Gastoestellen

Veelgestelde vragen
Als verantwoordelijke voor een installatie is het van belang om te weten in welke toestand de installatie zich bevindt en of er specifieke regelgeving van toepassing is op de gasinstallatie. Als vanzelfsprekend moet en wilt u antwoord kunnen geven op het hoe, het waarom en het waar.
Hier vindt u de antwoorden op vragen welke veel aan Kiwa gesteld worden. Meer weten? Neem direct contact met ons op.
Kan een verhoogde voordruk van bijvoorbeeld 75 mbar tot een hoger gasverbruik leiden?
Toestellen met een gasdrukregelaar (bijvoorbeeld cv-toestellen) kunnen de verhoogde gasdruk over het algemeen terugregelen naar de lagere (gewenste) druk bij de branders in het toestel. Het kan nog steeds zijn dat de teruggeregelde druk (bij een voordruk van 75 mbar) bij deze toestellen hoger is dan bij de normale situatie. Een toestel zonder drukregelaar (bijvoorbeeld een gasfornuis) zal met een hogere gasdruk sowieso meer gas gaan verbruiken.
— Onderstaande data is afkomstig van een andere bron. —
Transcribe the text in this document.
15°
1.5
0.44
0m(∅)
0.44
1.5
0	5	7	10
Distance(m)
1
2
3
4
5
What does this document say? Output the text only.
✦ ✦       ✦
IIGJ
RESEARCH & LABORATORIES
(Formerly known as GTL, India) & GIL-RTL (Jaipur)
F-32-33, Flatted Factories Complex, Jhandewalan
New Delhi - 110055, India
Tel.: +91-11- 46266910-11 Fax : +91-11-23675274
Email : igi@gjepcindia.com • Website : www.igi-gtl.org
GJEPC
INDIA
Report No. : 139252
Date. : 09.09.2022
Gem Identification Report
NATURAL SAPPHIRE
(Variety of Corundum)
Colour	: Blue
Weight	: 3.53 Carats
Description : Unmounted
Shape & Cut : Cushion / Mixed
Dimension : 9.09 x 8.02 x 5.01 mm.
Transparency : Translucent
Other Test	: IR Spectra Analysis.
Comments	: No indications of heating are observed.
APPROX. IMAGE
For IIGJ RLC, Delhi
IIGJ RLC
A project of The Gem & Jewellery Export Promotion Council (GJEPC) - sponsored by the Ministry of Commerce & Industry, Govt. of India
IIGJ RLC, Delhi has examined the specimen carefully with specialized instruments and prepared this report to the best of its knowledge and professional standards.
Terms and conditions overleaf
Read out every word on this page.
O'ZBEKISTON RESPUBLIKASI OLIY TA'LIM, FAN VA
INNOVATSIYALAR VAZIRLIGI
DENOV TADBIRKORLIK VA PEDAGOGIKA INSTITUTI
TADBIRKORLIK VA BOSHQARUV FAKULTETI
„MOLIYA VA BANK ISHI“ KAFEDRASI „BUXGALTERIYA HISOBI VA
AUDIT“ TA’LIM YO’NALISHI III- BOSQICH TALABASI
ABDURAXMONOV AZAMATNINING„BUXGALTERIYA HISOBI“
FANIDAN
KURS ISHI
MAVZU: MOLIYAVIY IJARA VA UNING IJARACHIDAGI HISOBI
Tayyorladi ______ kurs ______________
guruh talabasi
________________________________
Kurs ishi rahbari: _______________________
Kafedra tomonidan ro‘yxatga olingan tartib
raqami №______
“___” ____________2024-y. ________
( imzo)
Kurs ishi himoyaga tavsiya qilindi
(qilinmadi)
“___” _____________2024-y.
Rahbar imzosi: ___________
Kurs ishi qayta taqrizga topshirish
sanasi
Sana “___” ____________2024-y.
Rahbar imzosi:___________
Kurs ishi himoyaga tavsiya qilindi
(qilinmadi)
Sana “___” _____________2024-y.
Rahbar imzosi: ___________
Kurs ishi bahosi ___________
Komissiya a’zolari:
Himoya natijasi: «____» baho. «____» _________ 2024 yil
Heb je echter een hoger gasverbruik bij bijvoorbeeld een cv-toestel of een gasfornuis, dan wordt dit hogere gasverbruik wel omgezet in warmte (die een bewoner gebruikt). Het gasfornuis of cv-toestel met een verhoogde voordruk zal dus minder lang in bedrijf zijn. Mogelijk zorgt de verhoogde voordruk wel voor een (iets) slechter rendement. De verhoogde voordruk zal hierdoor mogelijk leiden tot een iets hoger gasverbruik. De huisdrukregelaar zal bij dergelijke voordrukken uiteraard wel vervangen moeten worden.
Moet een cv installatie altijd voorzien zijn van een extra manometer?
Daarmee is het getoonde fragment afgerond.